Eric Nyman, sales & marketing manager for Sun, Light and Power (SLP), which works extensively with Mercy Housing, is enthusiastic—almost giddy—when he talks about the potential of energy sustainability. SLP has been in business designing and installing solar electric and solar thermal for almost 40 years. According to Nyman, SLP has completed over 200 projects with three dozen not-for-profit housing agencies.

“The beauty is you take a variable expense and control and reduce it through predictability,” he says. Nyman noted that tax credits are a vital financing device to offset the cost of installing sustainability projects, especially solar panel projects.

“If there is no tax advantage, then we look for other incentives, such as utility rebates or low interest loans to make these projects viable. But we don’t want to create financing costs that outrun the utility costs,” Nyman says. He says that a state-by-state list of current financial incentives is maintained by the Department of Energy at DSIRE™ (Database of State Incentives for Renewables and Efficiency).

Nyman says that much of SLP’s time is spent working with housing organizations to assess their properties to identify the best candidates for retrofitting, as well as optimizing new construction design. He says roof footprint size is one of the critical factors in determining feasibility for solar power.

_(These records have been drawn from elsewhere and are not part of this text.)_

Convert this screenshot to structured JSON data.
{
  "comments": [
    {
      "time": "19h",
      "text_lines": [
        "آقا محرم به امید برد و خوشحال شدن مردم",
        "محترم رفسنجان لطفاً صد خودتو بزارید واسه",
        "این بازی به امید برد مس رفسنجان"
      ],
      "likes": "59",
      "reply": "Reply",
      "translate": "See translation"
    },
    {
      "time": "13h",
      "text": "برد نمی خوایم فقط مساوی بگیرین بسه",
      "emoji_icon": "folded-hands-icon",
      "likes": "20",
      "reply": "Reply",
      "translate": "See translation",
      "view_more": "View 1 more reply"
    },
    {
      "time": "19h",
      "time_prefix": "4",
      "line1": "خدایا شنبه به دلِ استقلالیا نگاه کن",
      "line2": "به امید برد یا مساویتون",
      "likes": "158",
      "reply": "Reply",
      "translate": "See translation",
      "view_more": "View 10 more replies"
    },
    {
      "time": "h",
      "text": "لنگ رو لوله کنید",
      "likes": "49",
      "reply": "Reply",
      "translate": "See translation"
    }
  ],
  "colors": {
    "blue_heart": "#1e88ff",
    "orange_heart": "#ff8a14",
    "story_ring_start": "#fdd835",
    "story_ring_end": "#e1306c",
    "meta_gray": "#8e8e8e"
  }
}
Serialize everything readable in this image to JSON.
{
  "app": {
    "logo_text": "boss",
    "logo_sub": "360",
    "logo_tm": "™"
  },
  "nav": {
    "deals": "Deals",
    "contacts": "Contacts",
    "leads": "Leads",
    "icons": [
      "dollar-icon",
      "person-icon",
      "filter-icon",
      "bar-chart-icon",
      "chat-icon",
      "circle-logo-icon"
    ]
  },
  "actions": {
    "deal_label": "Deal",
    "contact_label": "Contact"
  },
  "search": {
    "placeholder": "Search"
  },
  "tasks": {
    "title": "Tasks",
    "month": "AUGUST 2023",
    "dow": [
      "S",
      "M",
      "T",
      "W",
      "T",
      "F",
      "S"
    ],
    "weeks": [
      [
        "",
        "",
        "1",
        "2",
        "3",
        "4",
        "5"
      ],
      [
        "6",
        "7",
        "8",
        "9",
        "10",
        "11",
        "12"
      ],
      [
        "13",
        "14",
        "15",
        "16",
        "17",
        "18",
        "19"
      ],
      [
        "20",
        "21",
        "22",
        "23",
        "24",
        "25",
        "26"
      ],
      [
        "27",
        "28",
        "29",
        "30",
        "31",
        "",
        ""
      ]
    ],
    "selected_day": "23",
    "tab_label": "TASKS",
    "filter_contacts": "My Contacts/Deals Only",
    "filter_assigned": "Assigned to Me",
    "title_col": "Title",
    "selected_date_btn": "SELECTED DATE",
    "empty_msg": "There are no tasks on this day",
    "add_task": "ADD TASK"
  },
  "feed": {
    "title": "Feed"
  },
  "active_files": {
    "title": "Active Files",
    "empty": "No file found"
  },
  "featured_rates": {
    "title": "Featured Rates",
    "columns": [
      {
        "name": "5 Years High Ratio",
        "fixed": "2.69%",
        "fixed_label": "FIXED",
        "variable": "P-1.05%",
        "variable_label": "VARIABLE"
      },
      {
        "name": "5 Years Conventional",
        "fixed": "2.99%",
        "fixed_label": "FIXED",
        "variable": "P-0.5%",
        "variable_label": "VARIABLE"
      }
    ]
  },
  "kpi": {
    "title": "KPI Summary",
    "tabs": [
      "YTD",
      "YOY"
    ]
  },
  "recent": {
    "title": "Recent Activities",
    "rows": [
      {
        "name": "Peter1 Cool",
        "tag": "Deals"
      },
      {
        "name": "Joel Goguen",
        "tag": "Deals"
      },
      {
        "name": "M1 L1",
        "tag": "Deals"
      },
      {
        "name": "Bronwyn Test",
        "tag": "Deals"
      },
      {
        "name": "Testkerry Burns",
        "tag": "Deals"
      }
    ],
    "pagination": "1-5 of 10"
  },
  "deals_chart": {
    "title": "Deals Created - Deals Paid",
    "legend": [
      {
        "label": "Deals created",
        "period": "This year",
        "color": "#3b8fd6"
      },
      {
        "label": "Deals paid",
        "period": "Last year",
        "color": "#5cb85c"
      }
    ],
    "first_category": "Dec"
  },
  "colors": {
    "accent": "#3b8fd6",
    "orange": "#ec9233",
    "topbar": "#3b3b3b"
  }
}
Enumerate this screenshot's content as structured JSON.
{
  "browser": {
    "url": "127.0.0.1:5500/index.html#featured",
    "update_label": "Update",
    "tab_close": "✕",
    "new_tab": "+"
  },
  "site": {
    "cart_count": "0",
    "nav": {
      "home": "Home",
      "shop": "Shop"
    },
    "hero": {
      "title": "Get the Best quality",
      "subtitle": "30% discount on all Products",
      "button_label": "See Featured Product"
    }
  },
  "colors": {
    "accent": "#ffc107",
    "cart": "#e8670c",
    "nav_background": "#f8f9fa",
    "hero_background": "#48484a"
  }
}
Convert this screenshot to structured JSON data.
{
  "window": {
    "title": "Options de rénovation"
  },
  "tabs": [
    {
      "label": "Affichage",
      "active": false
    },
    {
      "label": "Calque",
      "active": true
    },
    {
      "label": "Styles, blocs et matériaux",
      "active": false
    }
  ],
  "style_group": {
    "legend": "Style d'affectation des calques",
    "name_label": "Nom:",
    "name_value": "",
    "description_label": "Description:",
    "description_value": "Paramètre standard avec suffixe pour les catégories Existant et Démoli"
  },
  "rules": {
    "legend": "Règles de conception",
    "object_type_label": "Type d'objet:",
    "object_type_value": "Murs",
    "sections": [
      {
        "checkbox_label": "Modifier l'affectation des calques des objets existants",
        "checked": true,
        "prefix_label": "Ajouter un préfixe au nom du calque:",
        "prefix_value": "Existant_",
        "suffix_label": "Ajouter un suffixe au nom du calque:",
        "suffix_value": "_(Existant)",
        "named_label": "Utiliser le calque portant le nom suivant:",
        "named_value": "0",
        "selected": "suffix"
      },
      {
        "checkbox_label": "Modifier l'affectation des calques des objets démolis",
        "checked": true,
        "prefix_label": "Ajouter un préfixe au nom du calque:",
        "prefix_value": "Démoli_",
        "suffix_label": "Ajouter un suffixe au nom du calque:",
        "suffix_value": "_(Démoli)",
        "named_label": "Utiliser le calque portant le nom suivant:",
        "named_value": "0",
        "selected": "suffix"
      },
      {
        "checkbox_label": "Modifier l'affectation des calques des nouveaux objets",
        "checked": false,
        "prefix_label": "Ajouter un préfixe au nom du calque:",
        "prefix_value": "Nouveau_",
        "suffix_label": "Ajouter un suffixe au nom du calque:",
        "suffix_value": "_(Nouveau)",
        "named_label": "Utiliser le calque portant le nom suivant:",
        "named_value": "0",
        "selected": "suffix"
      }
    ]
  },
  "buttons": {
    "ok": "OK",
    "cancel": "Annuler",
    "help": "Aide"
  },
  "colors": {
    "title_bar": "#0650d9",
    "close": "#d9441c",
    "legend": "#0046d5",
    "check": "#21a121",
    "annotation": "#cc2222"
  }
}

Everyone interviewed agrees that retrofitting and new building design is the future. If rising energy costs don’t mandate it, states will legislate this change. According to the Institute of Energy Research, 30 states have renewable electricity or energy mandates while another six states have target goals of 20 to 25% renewable energy by 2025. But Les Cranfill at Methodist’s Asbury Place has looked into the weathered face of his contractor and reports the future is obvious.

“The guy who dug our wells has seen his business switch from 100% of the wells he drills … used for water supply, to in the last 10 years, 65% of wells he now drills are intended for geothermal.”